The safest approach is to meet the buyer in person for any transaction above a few hundred rupees. Always verify payment in your own UPI app or bank statement before handing over goods, never on the buyer's phone. Avoid urgent deals, never share OTPs or UPI PINs, and treat any buyer who refuses to meet in person for a high-value item as a potential scammer. Platforms that allow verified profiles or buyer ratings offer an additional layer of safety.

3. Is scanning a QR code to receive payment ever legitimate?

No. In India's UPI system, you only need to scan a QR code when making a payment. Receiving money requires no scanning whatsoever, the sender needs your UPI ID or phone number linked to your account. If anyone tells you to scan a code to receive payment, that is a scam, regardless of how convincing their explanation sounds.

4. How do I file an online scam complaint in India?

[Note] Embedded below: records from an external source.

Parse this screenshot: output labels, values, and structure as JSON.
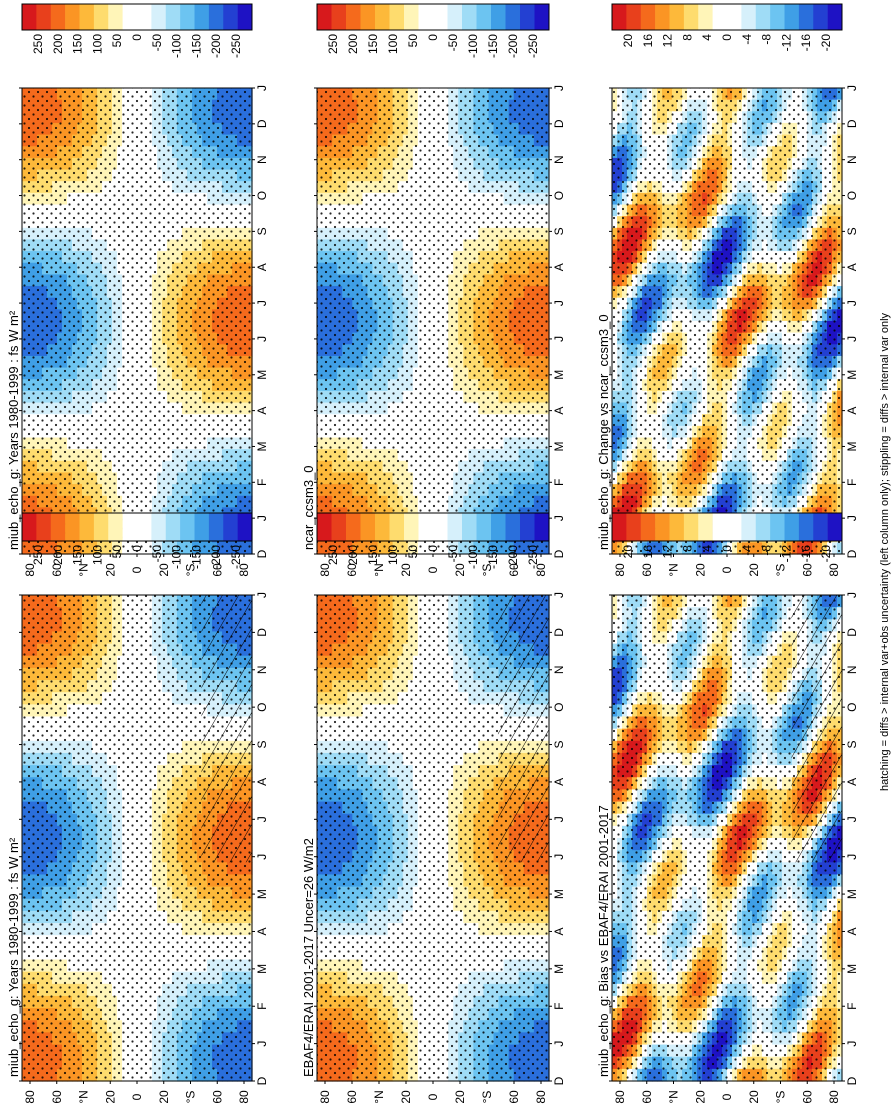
{
  "chart_data": {
    "type": "heatmap",
    "orientation": "rotated-90-ccw",
    "footnote": "hatching = diffs > internal var+obs uncertainty (left column only); stippling = diffs > internal var only",
    "x_ticks": [
      "D",
      "J",
      "F",
      "M",
      "A",
      "M",
      "J",
      "J",
      "A",
      "S",
      "O",
      "N",
      "D",
      "J"
    ],
    "y_ticks": [
      "80",
      "60",
      "°N",
      "20",
      "0",
      "20",
      "°S",
      "60",
      "80"
    ],
    "colorbars": {
      "abs": {
        "labels": [
          "250",
          "200",
          "150",
          "100",
          "50",
          "0",
          "-50",
          "-100",
          "-150",
          "-200",
          "-250"
        ],
        "colors": [
          "#d7191c",
          "#e8401c",
          "#f56a1c",
          "#fb9524",
          "#fdb93a",
          "#fedc6e",
          "#fff5b8",
          "#ffffff",
          "#ffffff",
          "#d6f0fb",
          "#9fdcf6",
          "#6cc4f1",
          "#3f9fe6",
          "#2a6fdc",
          "#2340d2",
          "#1e12c4"
        ]
      },
      "diff": {
        "labels": [
          "20",
          "16",
          "12",
          "8",
          "4",
          "0",
          "-4",
          "-8",
          "-12",
          "-16",
          "-20"
        ],
        "colors": [
          "#d7191c",
          "#e8401c",
          "#f56a1c",
          "#fb9524",
          "#fdb93a",
          "#fedc6e",
          "#fff5b8",
          "#ffffff",
          "#ffffff",
          "#d6f0fb",
          "#9fdcf6",
          "#6cc4f1",
          "#3f9fe6",
          "#2a6fdc",
          "#2340d2",
          "#1e12c4"
        ]
      }
    },
    "panels": [
      {
        "id": "p1",
        "title": "miub_echo_g: Years 1980-1999 : fs W m²",
        "kind": "abs",
        "hatch": true
      },
      {
        "id": "p2",
        "title": "EBAF4/ERAI 2001-2017 Uncer=26 W/m2",
        "kind": "abs",
        "hatch": true
      },
      {
        "id": "p3",
        "title": "miub_echo_g: Bias vs EBAF4/ERAI 2001-2017",
        "kind": "diff",
        "hatch": true
      },
      {
        "id": "p4",
        "title": "miub_echo_g: Years 1980-1999 : fs W m²",
        "kind": "abs",
        "hatch": false
      },
      {
        "id": "p5",
        "title": "ncar_ccsm3_0",
        "kind": "abs",
        "hatch": false
      },
      {
        "id": "p6",
        "title": "miub_echo_g: Change vs ncar_ccsm3_0",
        "kind": "diff",
        "hatch": false
      }
    ]
  }
}
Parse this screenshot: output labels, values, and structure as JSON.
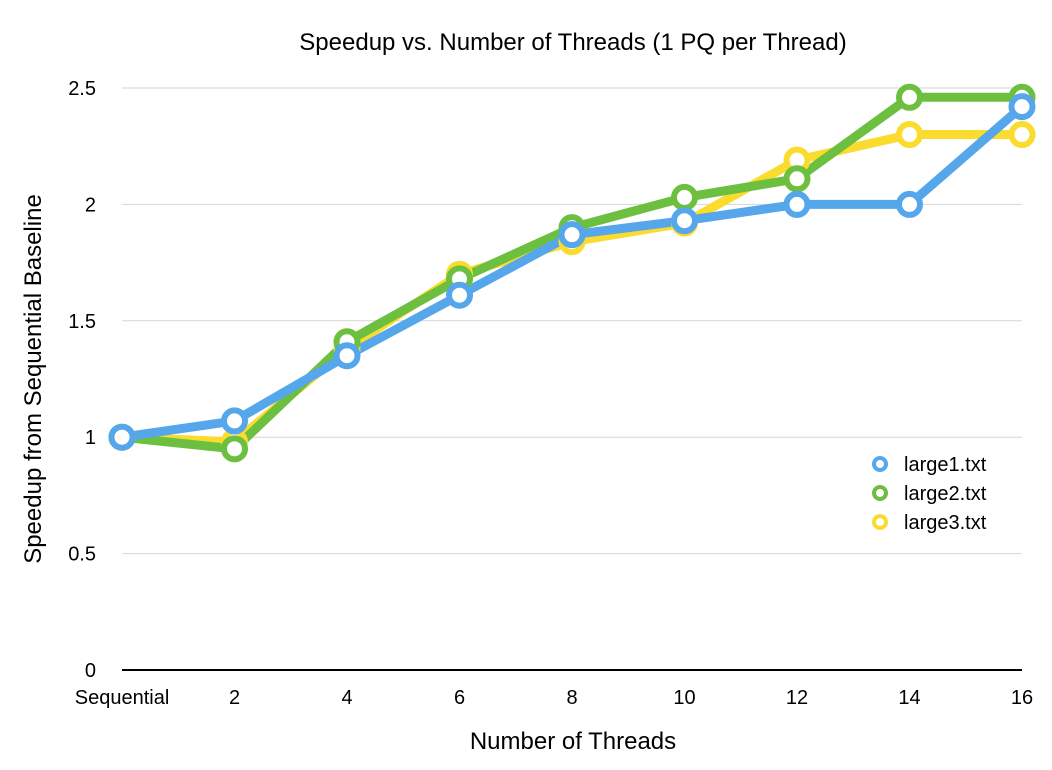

Call the National Cyber Crime Helpline at 1930 immediately, it operates around the clock. You can also file a written complaint at cybercrime.gov.in with supporting evidence including screenshots, transaction IDs, and chat records. For serious fraud, visit your nearest cyber crime police station to ensure an FIR is registered. The earlier you report, the higher the chance your money can be frozen before it is withdrawn by the scammer.

5. What should I do if I accidentally scanned a fake QR code or sent money to a scammer?

Call 1930 immediately and report the transaction. Contact your bank's fraud helpline to request a hold or reversal if the money has not yet settled. Take screenshots of every communication you had with the scammer, the chat, the QR code, any phone numbers or UPI IDs shared. Do not delete anything. File a complaint on cybercrime.gov.in with all available evidence. Time is the critical factor here, so do not wait.